Fig. 39.—Section across the Uriconian series of Caer Caradoc.
S3, Upper Silurian; S2, Bala group; S1, Arenig group; C, Cambrian; L, Longmyndian; u, Uriconian; f f, faults.
The evidence adduced in favour of this great break appears to me to be threefold. In the first place, the quartzite contains fragments of the volcanic rocks. I do not think much stress can be laid on this fact. When I visited the ground, what struck me most in the composition of the quartzite was its singularly pure quartzose character, and the comparative scarcity of felsite-pebbles in it. Any deposit laid down conformably upon the top of the breccias and tuffs might obviously contain some of these materials, while, if laid down unconformably, it might reasonably be expected to be full of them. In the second place, this quartzite is alleged to pass transgressively across the edges of successive sheets of the volcanic group, and thus to have a quite discordant dip and strike. I failed to find satisfactory evidence of this unconformability in the northern part of the district. But in the Caer Caradoc area the quartzite does appear to steal across the outcrops of the older rocks, which plunge at nearly right angles in an opposite direction. In the third place, the felsitic volcanic group is believed by Professor Lapworth to pass upwards into the Longmynd rocks. Obviously, if this group lies at the very bottom of the vast Longmynd series, the discordance between it and the quartzite must be enormous, and the date of the volcanic eruptions must be placed vastly farther back in geological antiquity. Though the evidence does not seem to me to amount to clear proof, I am disposed, in the meantime, to accept it as affording the most probable solution of the difficulties presented by the structure of the ground.

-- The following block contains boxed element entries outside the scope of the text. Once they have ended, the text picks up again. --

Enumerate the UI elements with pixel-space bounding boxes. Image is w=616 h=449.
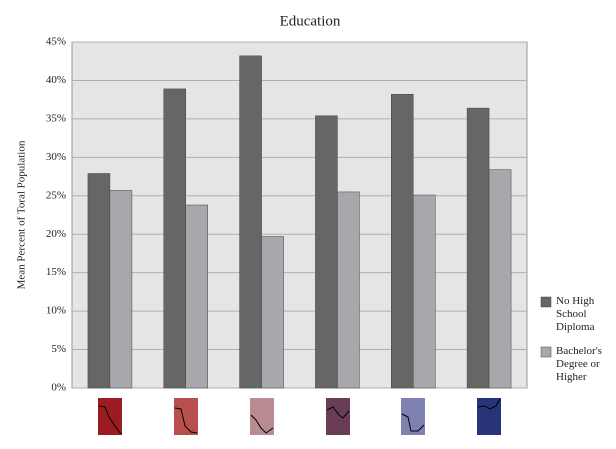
y-tick-label: 35% [46, 112, 66, 124]
legend-swatch [540, 296, 552, 308]
chart-title: Education [280, 13, 341, 29]
y-tick-label: 10% [46, 305, 66, 317]
y-tick-label: 40% [46, 74, 66, 86]
bar [413, 194, 436, 389]
category-icons [98, 398, 501, 435]
bar [315, 115, 338, 389]
bar [109, 190, 133, 389]
legend-label: No High School Diploma [556, 295, 595, 333]
plot-area [71, 41, 528, 389]
bar [466, 107, 490, 389]
legend-swatch [540, 346, 552, 358]
y-tick-label: 45% [46, 36, 66, 48]
y-axis-label: Mean Percent of Toral Population [16, 140, 28, 289]
bar [185, 204, 208, 389]
bar [163, 88, 186, 389]
bar [391, 94, 414, 389]
y-tick-label: 20% [46, 228, 66, 240]
y-tick-label: 30% [46, 151, 66, 163]
bar [261, 236, 284, 389]
y-tick-label: 0% [51, 382, 66, 394]
y-tick-label: 5% [51, 343, 66, 355]
bar [239, 55, 262, 389]
bar [337, 191, 360, 389]
bar [87, 173, 111, 389]
y-tick-label: 25% [46, 189, 66, 201]
y-tick-label: 15% [46, 266, 66, 278]
bar [488, 169, 512, 389]
legend-label: Bachelor's Degree or Higher [556, 345, 602, 383]
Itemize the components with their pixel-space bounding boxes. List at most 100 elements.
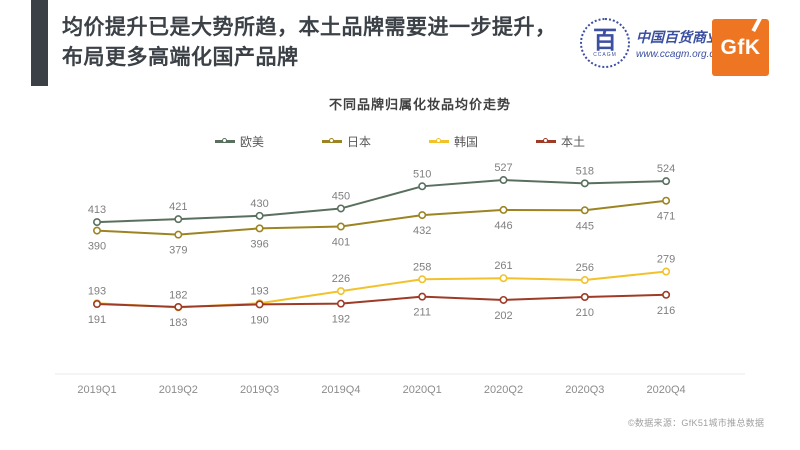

The sequence of the rocks around Caer Caradoc is partly concealed by surface accumulations, but if these could be cleared away the structure of the ground would be, according to Messrs. Lapworth and Watts, as shown in [Fig. 39].[75]
[75] Proc. Geol. Assoc. vol. xiii. (1894), pp. 314, 315.

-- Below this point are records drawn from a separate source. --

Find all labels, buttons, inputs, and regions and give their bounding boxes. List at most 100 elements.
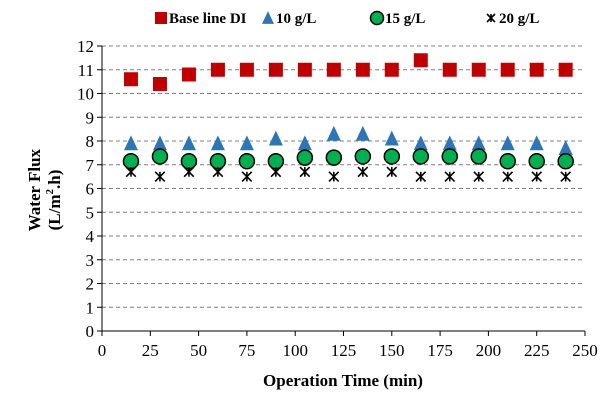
legend-label-base-line-di: Base line DI (169, 11, 247, 27)
x-tick-label: 50 (190, 341, 207, 360)
y-axis-title-line2: (L/m (45, 194, 64, 230)
x-tick-label: 100 (282, 341, 308, 360)
point-15-g-l (412, 148, 430, 165)
point-15-g-l (325, 149, 343, 166)
point-15-g-l (296, 149, 314, 166)
point-10-g-l (355, 125, 370, 141)
point-15-g-l (209, 152, 227, 170)
y-tick-label: 2 (86, 275, 95, 294)
y-tick-label: 7 (86, 156, 95, 175)
x-tick-labels: 0 25 50 75 100 125 150 175 200 225 250 (98, 341, 598, 360)
y-tick-label: 6 (86, 180, 95, 199)
y-axis-title: Water Flux (L/m2.h) (25, 145, 64, 232)
legend-item-base-line-di: Base line DI (155, 11, 247, 27)
point-10-g-l (471, 135, 486, 151)
point-10-g-l (268, 130, 283, 146)
point-base-line-di (413, 53, 428, 68)
grid-lines (102, 45, 585, 308)
point-10-g-l (529, 135, 544, 151)
point-15-g-l (151, 148, 169, 165)
point-15-g-l (528, 152, 545, 170)
legend-marker-10-g-l (262, 11, 274, 24)
point-10-g-l (239, 135, 254, 151)
point-base-line-di (210, 62, 225, 77)
y-axis-title-superscript: 2 (44, 188, 56, 194)
point-10-g-l (123, 135, 138, 151)
point-10-g-l (297, 135, 312, 151)
x-tick-label: 0 (98, 341, 107, 360)
point-10-g-l (152, 135, 167, 151)
legend-label-15-g-l: 15 g/L (385, 11, 425, 27)
point-base-line-di (297, 62, 312, 77)
point-10-g-l (413, 135, 428, 151)
y-tick-label: 8 (86, 132, 95, 151)
point-20-g-l (183, 166, 195, 178)
x-tick-label: 175 (427, 341, 453, 360)
legend-item-10-g-l: 10 g/L (262, 11, 316, 27)
y-tick-label: 11 (78, 61, 94, 80)
point-10-g-l (384, 130, 399, 146)
point-base-line-di (384, 62, 399, 77)
y-tick-label: 0 (86, 322, 95, 341)
point-20-g-l (212, 166, 224, 178)
point-20-g-l (299, 166, 311, 178)
data-points (122, 53, 574, 182)
y-tick-label: 10 (77, 85, 94, 104)
point-20-g-l (154, 171, 166, 182)
x-tick-label: 25 (142, 341, 159, 360)
point-base-line-di (529, 62, 544, 77)
legend-label-20-g-l: 20 g/L (499, 11, 539, 27)
point-10-g-l (210, 135, 225, 151)
y-tick-label: 5 (86, 203, 95, 222)
point-15-g-l (267, 152, 285, 170)
point-20-g-l (502, 171, 514, 182)
point-20-g-l (386, 166, 398, 178)
point-base-line-di (326, 62, 341, 77)
legend: Base line DI 10 g/L 15 g/L 20 g/L (155, 10, 539, 27)
point-15-g-l (354, 148, 372, 165)
point-15-g-l (499, 152, 516, 170)
legend-label-10-g-l: 10 g/L (276, 11, 316, 27)
x-tick-label: 75 (238, 341, 255, 360)
point-10-g-l (326, 125, 341, 141)
point-base-line-di (558, 62, 573, 77)
point-20-g-l (357, 166, 369, 178)
point-20-g-l (473, 171, 485, 182)
point-10-g-l (558, 140, 573, 155)
legend-item-15-g-l: 15 g/L (369, 10, 425, 27)
point-base-line-di (152, 77, 167, 91)
legend-item-20-g-l: 20 g/L (486, 11, 539, 27)
point-base-line-di (123, 72, 138, 87)
point-base-line-di (268, 62, 283, 77)
point-20-g-l (241, 171, 253, 182)
point-20-g-l (125, 166, 137, 178)
point-base-line-di (355, 62, 370, 77)
point-base-line-di (181, 67, 196, 82)
point-15-g-l (557, 152, 574, 170)
point-20-g-l (560, 171, 572, 182)
point-20-g-l (270, 166, 282, 178)
y-axis-title-unit-end: .h) (45, 170, 64, 189)
y-tick-label: 4 (86, 227, 95, 246)
point-15-g-l (238, 152, 256, 170)
point-15-g-l (383, 148, 401, 165)
legend-marker-base-line-di (155, 12, 167, 24)
y-tick-label: 1 (86, 298, 95, 317)
point-20-g-l (415, 171, 427, 182)
point-10-g-l (181, 135, 196, 151)
point-base-line-di (442, 62, 457, 77)
axes (97, 45, 586, 336)
point-15-g-l (441, 148, 459, 165)
x-tick-label: 150 (379, 341, 405, 360)
point-20-g-l (328, 171, 340, 182)
point-15-g-l (470, 148, 487, 165)
x-tick-label: 200 (476, 341, 502, 360)
point-20-g-l (531, 171, 543, 182)
y-axis-title-line1: Water Flux (25, 148, 44, 231)
x-axis-title: Operation Time (min) (263, 371, 423, 390)
point-base-line-di (471, 62, 486, 77)
x-tick-label: 125 (331, 341, 357, 360)
x-tick-label: 225 (524, 341, 550, 360)
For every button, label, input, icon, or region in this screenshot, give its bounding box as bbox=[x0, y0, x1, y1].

If, then, this volcanic group underlies the whole of the Longmynd series, and if, as it now appears, that series is older than the Olenellus-zone of the Lower Cambrian rocks, we can hardly include the volcanic rocks of the Wrekin and Caer Caradoc in the Cambrian system. They must belong to a still older geological formation, and I think we cannot do better than adopt for them Dr. Callaway's name, Uriconian.
There are still, however, many problems to be solved before the geological history of that region is completely understood. The rocks of the Longmynd must be more fully worked out. It is improbable that strata which look so likely to yield fossils should for ever prove barren. The lower half at least may be hopefully searched, although the upper massive reddish sandstones and conglomerates offer less prospect of success. On the west side of the Longmynd, above Pontesbury, there occurs a small area of volcanic rocks like those of the Wrekin district, including a well-marked nodular felsite and fine tuffs. These rocks have been regarded by Dr. Callaway as another axis of the Uriconian series. It is very difficult, however, by any combination of geological structures, to bring up a portion of the very bottom of the Longmynd series and place it apparently at the top. This is a feat which a detailed study of the region, and the detection of unconformabilities in the Longmynd, may possibly accomplish. In the meantime, however, I would venture to suggest whether it is not more probable that we have here a detached area of much younger volcanic rocks, like those which, in various districts, may be included in the Cambrian system, and which will be referred to in some detail in subsequent pages.
v. THE MALVERN VOLCANO
Regarding the age and origin of the oldest rocks of the Malvern Hills some controversy has arisen, and no general agreement has yet been reached.[76] It is clear that the core of crystalline rocks which is overlain unconformably by the Hollybush Sandstone must be older than the Upper Cambrian rocks. There is no good evidence of any stratigraphical break in the Cambrian system of England or Wales, and it may be reasonably inferred that the break seen at the base of the Hollybush Sandstones indicates that the rocks underneath that horizon are pre-Cambrian. Some portions of these certainly very ancient rocks are gneisses or schists; others have been described as "felsites," and have been regarded as passing into schists, and as the original material from which portions of the foliated series of the range have been produced by mechanical deformation. Not improbably the whole series of rocks is of igneous origin, but has been subsequently rendered more or less schistose.
[76] There is no room here for a full bibliography of the geological literature devoted to this locality. In the monograph by J. Phillips in vol. ii. part i. of the Memoirs of the Geological Survey, a list of writings is given up to the time of its publication in 1848. Since that year many additional papers have appeared. I may especially refer to H. B. Holl, Quart. Journ. Geol. Soc. xxi. (1865) p. 72; J. H. Timins, op. cit. xxii. (1867); Mr. F. Rutley, op. cit. xliii. (1887) p. 481; Dr. Callaway, op. cit. xliii. (1887) p. 525, xlv. (1889) p. 475, xlix. (1893) p. 398; Prof. Green, op. cit. li. (1895) p. 1; Mr. H. D. Acland, Geol. Mag. 1894, p. 48.